Footnotes to Long Island History
Bellport Academy
Early Educational Institution
3/17/49
by
Thomas R. Bayles
Caption: Early Academy-The “Bellport Classical Institute,” or Bellport
Academy, which was active as an educational institution in Brookhaven
town a hundred years ago. It was built in 1833 on Academy lane,
Bellport.
An
education institution in Brookhaven town that was active a hundred years
ago was the “Bellport Classical Institute” on Academy lane, in the
village of Bellport, or Accumbonuck, as it had been known by the
Indians.
The Academy
was built in 1833 by Isaac Hudson of Middle Island, whether with Clark
Homan and Samuel Brown of Bellport and the Allan Brothers of Patchogue.
It was financed by a stock company formed by 33 farmers living as far
east as Dr. Nathaniel Miller’s at Fire Place (Brookhaven), and out to
Swan Creek in East Patchogue, who subscribed to shares in the building.
Bellport was at that time a small settlement of less than a dozen
houses. Isaac Hudson also built the Miller’s Place Academy in 1834, and
the Middle Island Presbyterian church in 1837.
The Academy
was a two-story building with an extension on the rear, and during the
69 years it was in service, new floors were laid and the sills renewed.
Candles were used to light the building until about 1847, when kerosene
lamps came into general use. The rooms were heated with large wood
burning stoves, and the first stove used was, in later years, in the
possession of one of the old residents of Bellport, Charles S. Platt, in
his carpenter shop on Academy lane.
A
Congregational church was organized in the early years and meetings were
held in the Academy until 1850. The minister’s salary was paid by
subscription, and the sexton was paid $7 a year for making fires,
lighting the rooms and ringing the bell.
The
extension on the building was used as a district school and the rest of
the building as an academy which fitted young men and women of the
surrounding villages, for college, Tuition was $10 for the summer
quarter, and $11.25 for the winter quarter—the extra charge being for
fuel.
Among those
who received their early education at the Academy was Dr. Edward R.
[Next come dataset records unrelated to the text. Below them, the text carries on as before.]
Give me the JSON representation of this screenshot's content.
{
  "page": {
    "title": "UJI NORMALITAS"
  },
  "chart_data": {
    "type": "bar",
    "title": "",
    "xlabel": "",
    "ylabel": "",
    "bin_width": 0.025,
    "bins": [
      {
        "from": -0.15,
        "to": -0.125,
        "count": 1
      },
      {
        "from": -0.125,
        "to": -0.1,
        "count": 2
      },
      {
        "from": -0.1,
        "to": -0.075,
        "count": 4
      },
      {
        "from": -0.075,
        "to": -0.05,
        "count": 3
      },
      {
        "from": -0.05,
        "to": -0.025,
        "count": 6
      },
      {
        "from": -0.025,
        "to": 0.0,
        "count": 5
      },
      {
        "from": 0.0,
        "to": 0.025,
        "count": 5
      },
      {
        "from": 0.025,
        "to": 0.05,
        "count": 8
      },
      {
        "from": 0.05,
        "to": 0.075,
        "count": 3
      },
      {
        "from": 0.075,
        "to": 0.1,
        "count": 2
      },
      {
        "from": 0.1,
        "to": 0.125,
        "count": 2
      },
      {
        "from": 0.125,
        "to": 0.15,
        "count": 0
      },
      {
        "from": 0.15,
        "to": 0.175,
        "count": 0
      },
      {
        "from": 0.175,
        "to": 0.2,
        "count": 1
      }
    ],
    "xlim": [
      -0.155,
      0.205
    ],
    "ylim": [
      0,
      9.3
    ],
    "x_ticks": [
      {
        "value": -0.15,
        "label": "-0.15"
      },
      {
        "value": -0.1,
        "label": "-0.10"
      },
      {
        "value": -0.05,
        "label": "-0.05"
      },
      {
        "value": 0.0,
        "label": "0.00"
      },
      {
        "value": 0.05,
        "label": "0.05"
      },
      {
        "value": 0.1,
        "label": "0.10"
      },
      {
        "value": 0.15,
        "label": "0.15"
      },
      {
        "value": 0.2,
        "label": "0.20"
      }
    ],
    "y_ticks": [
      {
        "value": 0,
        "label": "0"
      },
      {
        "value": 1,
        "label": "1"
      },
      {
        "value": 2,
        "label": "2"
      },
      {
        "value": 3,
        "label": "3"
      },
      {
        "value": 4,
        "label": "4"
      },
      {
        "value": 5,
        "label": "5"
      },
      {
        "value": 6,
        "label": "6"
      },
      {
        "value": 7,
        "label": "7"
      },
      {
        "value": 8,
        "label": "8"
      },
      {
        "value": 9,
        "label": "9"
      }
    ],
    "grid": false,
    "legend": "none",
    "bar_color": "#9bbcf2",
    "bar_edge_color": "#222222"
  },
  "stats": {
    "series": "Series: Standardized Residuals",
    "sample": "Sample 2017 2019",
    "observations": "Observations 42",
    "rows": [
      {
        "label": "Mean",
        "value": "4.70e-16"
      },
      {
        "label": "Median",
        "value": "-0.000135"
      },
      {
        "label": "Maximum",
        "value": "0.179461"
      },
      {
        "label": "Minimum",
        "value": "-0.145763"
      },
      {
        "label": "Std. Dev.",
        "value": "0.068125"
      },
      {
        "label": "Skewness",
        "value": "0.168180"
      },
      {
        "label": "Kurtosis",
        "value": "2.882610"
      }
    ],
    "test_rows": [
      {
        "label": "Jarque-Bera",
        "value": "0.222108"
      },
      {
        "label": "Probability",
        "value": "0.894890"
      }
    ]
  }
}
Shaw, who for many years was professor of Pedagogy at New York
university, where he established a scholarship for any Bellport boy
wanting to take advantage of it. Other prominent men included Augustus
Floyd of Mastic, and Orville B. Ackerly, a local historian.
Mr.
Hinsdale was the first principal of the Academy, with Mr. Mills second,
and Phineas Robinson third. These men were also pastors of the
Congregational Church society, at time they were principals, until the
Presbyterian church was built in 1850.
In 1845,
the church had 35 members, and the Rev. Abijah Tomlinson of Litchfield;
Conn., was pastor and also the fourth principal. A. B. Firman was
principal in the last year of the operation of the Academy building in
1902, after it had been acquired by School District No. 28.
Pupils came
from neighboring villages to secure the advantages of the educational
instruction given at the Academy, and many of them boarded at Mrs.
Amelia Bell’s residence, later known as the “Bell House.” Mrs. Bell was
the wife of Capt. Thomas Bell, who named and settled Bellport.
A Union
Free School District was organized in 1901, and a new schoolhouse built
on Station road, so the old Academy, after serving the needs of Bellport
for 69 years, gave way to the march of progress. The next year it was
sold to George Carman, who moved it diagonally across the street
opposite the old Academy lane cemetery, and directly north of the old
blacksmith shop, now gone. Mr. Carman converted the building into a
carpenter shop, and later it was purchased by the late Dr. T. Mortimer
Lloyd, who moved the building several years later to a lot on the west
side of Academy lane and put an addition on the north side, with a
portico on the south side, and made it into a dwelling. Dr. Lloyd’s
widow now maintains it as her summer home.